I was meatless for extended periods of time in that phase, from starting the plan in Feb 2002 until my diagnosis in April, 2004. I say meatless because I did and do eat fish, have since I went meatless in the early 70s. My religion considers fish 'abstinence from meat,' and since I'm not and never have been a vegetarian for philosophical reasons, that works for me.
On PP in my dieting phase, I would occasionally include poultry or meat from warm-blooded animals in two to three meals per week, but the rest of the meals and snacks for the week were meatless.
Now, if you want someone stricter than that to consider a 'role model,' I commend you to Rose Elliot (she just authored a vegetarian low carb cookbook available from amazon.com.uk, and to Cindy Norman (now Norwitz), who has been vegetarian/vegan for years, has followed Protein Power for years, and who, prior to her recent pregnancy, had been at and maintained her goal weight for years. Now, post pregnancy, she is working on losing the balance of baby weight to get back to her original pre-pregnancy goal weight. Cindy also ate some level of fish in the beginning, but in the time I've known her in cyberspace, she has been mainly vegan, occasionally eating some eggs or a little dairy. She runs Immune-web, and hosts the lc-veg mailing list.
Yeah, it can be done. But you have to really be focused, and you HAVE to be willing to exercise and to reshape your body at the same time that you're feeding it. My 145-150 goal weight was based on a projected 26% body fat, and a 118-120 lb. lean body mass. I did intermediate level Pilates with resistance three-four times per week, and walked at least a mile every day, as well as doing two or three 10 minute sessions on the stair machine every week. I know that sounds like a lot of exercise, but it was no more than 30 minutes TOTAL on any given day. The thing is, I exercised nearly every day.

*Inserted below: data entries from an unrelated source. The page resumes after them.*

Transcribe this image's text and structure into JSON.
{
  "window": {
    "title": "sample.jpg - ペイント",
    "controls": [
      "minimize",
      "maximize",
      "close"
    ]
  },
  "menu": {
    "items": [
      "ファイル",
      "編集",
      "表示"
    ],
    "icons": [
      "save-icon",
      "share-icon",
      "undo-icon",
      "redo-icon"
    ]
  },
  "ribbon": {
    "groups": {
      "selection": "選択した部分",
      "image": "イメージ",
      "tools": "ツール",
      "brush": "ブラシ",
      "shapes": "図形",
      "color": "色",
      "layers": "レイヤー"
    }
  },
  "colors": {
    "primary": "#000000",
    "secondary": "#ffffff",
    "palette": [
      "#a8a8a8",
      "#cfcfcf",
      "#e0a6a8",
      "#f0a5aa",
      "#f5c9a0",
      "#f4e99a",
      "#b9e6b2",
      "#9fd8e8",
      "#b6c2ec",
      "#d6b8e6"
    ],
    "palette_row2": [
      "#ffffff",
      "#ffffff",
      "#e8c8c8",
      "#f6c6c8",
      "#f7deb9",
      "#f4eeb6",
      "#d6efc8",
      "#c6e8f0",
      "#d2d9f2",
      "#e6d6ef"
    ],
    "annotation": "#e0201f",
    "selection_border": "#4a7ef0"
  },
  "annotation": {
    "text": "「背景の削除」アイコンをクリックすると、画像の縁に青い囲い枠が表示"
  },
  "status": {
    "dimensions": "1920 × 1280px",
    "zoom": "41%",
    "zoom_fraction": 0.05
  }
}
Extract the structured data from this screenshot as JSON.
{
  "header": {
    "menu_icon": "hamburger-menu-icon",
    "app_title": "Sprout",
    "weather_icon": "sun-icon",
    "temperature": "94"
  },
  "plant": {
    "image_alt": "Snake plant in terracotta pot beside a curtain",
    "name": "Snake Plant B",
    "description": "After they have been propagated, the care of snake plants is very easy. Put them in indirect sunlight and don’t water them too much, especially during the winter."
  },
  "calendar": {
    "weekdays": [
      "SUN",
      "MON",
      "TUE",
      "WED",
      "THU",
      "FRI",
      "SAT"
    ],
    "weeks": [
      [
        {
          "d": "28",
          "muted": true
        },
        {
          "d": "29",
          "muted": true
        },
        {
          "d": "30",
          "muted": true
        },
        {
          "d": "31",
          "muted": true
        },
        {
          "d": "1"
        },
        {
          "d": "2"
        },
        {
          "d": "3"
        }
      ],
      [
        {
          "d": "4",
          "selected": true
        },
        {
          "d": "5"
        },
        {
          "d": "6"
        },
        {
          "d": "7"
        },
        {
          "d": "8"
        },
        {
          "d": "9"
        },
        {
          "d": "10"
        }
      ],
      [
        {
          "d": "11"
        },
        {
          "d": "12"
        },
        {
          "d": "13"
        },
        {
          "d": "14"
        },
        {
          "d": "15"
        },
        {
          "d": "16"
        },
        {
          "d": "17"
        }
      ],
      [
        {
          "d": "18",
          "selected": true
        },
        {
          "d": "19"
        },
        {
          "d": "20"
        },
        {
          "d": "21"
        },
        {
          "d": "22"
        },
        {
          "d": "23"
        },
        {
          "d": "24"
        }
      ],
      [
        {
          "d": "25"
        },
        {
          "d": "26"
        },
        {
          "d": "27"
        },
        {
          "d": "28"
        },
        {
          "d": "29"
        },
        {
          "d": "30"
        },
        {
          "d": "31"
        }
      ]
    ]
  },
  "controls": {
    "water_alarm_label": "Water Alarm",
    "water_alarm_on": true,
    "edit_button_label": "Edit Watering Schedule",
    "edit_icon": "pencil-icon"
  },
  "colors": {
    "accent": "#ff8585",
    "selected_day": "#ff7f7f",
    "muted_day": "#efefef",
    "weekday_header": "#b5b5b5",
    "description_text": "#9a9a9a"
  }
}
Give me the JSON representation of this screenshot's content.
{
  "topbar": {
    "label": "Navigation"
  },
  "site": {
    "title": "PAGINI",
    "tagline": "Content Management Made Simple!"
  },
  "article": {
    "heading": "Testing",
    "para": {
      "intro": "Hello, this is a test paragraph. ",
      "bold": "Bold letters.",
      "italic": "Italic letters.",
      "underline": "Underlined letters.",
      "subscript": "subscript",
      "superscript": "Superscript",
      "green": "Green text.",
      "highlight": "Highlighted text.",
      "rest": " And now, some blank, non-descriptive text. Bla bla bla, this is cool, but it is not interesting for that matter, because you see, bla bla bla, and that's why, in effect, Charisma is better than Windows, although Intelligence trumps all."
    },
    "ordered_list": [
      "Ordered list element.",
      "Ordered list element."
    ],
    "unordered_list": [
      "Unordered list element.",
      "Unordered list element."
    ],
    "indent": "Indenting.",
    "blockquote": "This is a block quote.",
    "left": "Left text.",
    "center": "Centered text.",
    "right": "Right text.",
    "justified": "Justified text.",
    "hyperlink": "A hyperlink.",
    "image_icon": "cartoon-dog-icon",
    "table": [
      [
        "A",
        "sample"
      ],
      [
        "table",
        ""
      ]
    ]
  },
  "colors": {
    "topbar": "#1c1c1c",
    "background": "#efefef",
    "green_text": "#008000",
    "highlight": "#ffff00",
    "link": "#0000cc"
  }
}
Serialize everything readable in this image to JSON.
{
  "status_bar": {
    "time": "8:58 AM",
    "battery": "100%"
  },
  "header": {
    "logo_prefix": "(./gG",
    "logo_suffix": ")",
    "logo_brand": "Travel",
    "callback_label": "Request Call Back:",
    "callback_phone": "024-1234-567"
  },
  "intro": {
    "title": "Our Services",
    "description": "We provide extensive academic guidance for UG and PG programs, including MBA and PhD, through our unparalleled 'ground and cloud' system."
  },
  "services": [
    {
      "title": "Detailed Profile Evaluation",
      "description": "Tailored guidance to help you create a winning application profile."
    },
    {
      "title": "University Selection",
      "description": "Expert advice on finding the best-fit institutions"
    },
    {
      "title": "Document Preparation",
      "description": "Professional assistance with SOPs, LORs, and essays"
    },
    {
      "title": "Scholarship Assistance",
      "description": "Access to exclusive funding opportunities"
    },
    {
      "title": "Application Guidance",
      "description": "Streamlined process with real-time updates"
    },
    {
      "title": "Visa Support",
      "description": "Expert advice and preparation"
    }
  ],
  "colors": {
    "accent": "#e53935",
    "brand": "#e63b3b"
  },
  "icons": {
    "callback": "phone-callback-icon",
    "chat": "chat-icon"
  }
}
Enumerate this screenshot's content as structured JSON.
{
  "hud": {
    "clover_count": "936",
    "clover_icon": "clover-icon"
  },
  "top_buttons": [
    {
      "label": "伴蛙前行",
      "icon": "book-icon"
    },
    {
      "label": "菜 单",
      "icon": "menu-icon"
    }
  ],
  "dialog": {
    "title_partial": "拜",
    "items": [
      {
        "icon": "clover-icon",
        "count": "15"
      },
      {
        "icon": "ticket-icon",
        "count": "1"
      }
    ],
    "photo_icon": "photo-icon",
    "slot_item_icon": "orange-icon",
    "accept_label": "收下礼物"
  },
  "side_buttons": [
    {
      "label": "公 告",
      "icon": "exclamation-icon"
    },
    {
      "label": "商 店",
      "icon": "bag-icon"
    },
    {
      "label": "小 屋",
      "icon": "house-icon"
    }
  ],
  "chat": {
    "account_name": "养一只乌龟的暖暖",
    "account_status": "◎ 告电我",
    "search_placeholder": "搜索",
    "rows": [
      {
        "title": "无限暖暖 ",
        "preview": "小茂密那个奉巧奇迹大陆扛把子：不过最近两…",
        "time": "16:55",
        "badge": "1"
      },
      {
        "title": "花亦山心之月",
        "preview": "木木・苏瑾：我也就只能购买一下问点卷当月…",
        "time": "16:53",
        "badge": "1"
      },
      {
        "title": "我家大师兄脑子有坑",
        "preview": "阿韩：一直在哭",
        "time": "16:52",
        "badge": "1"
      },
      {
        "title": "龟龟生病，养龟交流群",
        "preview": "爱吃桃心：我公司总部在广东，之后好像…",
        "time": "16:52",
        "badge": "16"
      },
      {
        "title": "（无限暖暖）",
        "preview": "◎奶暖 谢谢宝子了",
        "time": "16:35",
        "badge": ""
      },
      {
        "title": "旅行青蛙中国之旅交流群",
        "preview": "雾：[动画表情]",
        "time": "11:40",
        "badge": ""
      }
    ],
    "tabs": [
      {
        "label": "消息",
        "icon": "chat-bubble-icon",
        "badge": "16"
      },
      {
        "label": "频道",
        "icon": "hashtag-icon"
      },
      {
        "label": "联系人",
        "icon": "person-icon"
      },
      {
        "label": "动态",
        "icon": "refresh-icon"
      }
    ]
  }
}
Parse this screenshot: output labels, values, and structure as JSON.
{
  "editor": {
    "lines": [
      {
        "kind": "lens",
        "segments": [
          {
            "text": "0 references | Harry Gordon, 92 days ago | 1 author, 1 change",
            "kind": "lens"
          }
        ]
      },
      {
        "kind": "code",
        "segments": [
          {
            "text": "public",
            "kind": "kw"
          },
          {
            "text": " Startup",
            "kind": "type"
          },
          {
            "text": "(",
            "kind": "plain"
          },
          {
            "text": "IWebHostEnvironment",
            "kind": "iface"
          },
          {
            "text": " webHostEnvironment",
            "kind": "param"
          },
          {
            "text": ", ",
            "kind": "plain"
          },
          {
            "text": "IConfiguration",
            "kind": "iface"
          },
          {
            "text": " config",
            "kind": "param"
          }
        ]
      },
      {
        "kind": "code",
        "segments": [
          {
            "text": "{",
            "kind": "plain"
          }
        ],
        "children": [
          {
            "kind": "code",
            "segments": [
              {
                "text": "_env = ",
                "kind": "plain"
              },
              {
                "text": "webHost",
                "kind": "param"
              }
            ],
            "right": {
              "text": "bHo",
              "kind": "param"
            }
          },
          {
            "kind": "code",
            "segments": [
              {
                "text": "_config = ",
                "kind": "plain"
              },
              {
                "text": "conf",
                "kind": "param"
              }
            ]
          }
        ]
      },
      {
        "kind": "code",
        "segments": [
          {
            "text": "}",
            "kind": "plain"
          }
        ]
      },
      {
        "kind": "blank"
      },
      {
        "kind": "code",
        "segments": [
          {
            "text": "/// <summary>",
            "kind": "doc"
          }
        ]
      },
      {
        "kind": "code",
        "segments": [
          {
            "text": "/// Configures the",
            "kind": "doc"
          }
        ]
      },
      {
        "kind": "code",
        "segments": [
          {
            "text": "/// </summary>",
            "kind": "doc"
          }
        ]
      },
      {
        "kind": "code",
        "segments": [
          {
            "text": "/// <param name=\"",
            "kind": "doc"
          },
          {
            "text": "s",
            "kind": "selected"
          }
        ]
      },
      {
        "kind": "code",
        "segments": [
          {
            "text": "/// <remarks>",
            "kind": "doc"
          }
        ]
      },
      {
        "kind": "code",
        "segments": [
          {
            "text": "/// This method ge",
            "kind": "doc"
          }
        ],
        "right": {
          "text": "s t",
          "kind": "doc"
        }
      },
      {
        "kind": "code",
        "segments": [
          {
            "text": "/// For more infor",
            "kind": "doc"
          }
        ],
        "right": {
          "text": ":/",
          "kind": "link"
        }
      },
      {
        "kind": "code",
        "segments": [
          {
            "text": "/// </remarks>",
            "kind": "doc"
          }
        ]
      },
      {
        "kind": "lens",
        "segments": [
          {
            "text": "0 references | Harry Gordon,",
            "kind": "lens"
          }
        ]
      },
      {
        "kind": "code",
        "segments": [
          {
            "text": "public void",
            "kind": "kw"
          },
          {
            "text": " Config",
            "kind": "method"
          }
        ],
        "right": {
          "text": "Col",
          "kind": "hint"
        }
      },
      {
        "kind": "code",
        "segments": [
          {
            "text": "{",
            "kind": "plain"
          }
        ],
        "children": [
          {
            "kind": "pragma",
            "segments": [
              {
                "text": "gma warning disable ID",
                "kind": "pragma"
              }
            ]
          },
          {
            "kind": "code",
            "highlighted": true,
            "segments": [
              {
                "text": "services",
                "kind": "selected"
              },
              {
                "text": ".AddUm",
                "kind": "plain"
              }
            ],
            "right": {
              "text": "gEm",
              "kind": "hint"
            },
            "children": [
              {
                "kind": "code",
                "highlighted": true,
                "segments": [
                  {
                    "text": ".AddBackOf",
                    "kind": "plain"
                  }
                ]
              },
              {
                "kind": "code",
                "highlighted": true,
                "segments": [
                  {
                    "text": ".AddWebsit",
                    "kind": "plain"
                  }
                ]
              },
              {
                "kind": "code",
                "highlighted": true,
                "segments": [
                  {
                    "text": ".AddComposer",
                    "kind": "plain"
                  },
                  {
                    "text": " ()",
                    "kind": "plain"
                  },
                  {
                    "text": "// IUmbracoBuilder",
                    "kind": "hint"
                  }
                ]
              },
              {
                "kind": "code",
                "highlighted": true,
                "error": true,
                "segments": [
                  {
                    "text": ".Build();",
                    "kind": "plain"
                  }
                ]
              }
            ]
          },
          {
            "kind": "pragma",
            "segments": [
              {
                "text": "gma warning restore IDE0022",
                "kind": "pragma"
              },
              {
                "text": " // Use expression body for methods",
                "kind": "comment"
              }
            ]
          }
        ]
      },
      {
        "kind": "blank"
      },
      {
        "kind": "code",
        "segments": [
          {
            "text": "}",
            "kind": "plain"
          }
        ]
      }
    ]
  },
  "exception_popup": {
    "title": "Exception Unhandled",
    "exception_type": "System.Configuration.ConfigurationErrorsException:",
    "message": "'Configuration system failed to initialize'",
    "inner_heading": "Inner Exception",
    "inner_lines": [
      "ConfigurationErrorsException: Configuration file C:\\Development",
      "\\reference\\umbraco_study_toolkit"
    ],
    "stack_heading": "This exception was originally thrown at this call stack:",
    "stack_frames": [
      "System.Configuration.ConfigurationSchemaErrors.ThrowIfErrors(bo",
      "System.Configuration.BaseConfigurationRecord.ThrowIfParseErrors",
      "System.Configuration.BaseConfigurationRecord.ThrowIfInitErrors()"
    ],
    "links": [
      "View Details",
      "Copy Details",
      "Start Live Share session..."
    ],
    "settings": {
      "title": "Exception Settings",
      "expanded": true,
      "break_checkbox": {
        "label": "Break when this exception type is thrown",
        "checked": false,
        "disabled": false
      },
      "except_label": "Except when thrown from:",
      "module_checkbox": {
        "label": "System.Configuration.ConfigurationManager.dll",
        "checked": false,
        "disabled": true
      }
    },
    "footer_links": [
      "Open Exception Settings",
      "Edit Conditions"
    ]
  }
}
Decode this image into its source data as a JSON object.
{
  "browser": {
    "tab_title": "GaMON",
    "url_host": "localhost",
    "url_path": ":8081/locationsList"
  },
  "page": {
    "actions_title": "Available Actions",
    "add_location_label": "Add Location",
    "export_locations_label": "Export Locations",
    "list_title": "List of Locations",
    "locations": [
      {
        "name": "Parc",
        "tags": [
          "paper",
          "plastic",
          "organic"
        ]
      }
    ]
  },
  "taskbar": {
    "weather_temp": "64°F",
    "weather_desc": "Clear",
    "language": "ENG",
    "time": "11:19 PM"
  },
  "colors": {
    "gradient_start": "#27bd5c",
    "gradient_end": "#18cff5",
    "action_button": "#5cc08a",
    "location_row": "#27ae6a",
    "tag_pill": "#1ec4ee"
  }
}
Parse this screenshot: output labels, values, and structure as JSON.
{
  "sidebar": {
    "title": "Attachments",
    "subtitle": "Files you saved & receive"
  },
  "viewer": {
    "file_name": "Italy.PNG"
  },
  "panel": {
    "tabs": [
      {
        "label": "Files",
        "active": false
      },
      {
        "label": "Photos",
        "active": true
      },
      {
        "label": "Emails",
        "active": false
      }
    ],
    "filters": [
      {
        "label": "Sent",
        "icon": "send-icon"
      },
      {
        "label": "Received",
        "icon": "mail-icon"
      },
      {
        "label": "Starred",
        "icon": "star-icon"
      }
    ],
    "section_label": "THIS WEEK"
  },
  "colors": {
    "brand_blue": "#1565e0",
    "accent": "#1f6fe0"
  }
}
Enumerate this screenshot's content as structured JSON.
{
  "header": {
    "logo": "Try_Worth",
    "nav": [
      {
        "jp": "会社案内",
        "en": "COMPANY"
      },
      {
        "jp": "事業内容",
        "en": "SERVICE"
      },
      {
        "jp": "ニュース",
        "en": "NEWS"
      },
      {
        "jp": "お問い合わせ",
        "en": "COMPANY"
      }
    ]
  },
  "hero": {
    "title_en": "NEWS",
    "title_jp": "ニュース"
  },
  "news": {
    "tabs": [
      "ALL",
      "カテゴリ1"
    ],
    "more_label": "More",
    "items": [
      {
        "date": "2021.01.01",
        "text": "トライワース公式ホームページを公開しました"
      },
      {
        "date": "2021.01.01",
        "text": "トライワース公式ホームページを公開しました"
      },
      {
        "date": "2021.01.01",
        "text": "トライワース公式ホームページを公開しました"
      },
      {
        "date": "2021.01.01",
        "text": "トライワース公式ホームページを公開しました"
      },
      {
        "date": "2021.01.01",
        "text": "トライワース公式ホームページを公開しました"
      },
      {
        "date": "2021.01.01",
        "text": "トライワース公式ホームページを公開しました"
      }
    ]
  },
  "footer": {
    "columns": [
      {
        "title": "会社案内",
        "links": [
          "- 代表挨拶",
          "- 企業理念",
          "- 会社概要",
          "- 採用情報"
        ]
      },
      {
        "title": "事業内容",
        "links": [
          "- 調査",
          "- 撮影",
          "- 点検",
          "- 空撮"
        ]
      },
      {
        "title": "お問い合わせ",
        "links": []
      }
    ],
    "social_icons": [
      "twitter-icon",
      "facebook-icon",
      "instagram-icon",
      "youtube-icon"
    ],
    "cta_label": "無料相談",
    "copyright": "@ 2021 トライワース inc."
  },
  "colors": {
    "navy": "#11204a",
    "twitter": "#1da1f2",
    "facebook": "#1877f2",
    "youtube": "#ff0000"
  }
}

Someone else posted in this thread that exercise is all the difference between a size 6 at a given weight and a size 12, and that's totally true. Right this minute, 9 months after intestinal surgery and enforced no-exercise-but-light-walking, I am back to 203 lbs...but of the few pre-PP clothes I owned, most do NOT fit my abdominal area in any kind of flattering way. Even at 212, my body was tighter and in better shape than I'm in this second. The difference is NOT in what I ate as much as in how much I've been able/allowed to move. And at 168, I had built up my lean body mass so well that I really couldn't possibly have gotten down to what the Met Life Insurance charts say a five foot tall woman should weigh...unless I cut off an appendage.
I am also 50 years old, started PP when I was 47. Although I wasn't menopausal prior to chemo, I was definitely in perimenopause and am in menopause now until the drugs stop. There's a lot to be said for maintaining a slightly higher body fat percentage (say, 26%, rather than 22%) as you pass into your 30s and 40s.
Now my LBM has dropped, due to lack of exercise, to about 99 lbs. But my frame and age and hormone levels are such that they will still keep me from ever getting to a body weight much lower than 130 lbs. And since I can now exercise more, I'm looking forward to building back that LBM to at least a more respectable 110 lbs or so.
And btw, for what it's worth...cutting fats is not going to help your blood lipid profile, which is a benefit of low carb eating that goes way beyond immediate weight loss and impacts your level of cardiac event risk. Since cardiac events are one of the leading killers of women, I'd be more concerned about my lipid levels than about whether I was a size 12 or a size 6 in my 130 lb five foot tall body. YMMV.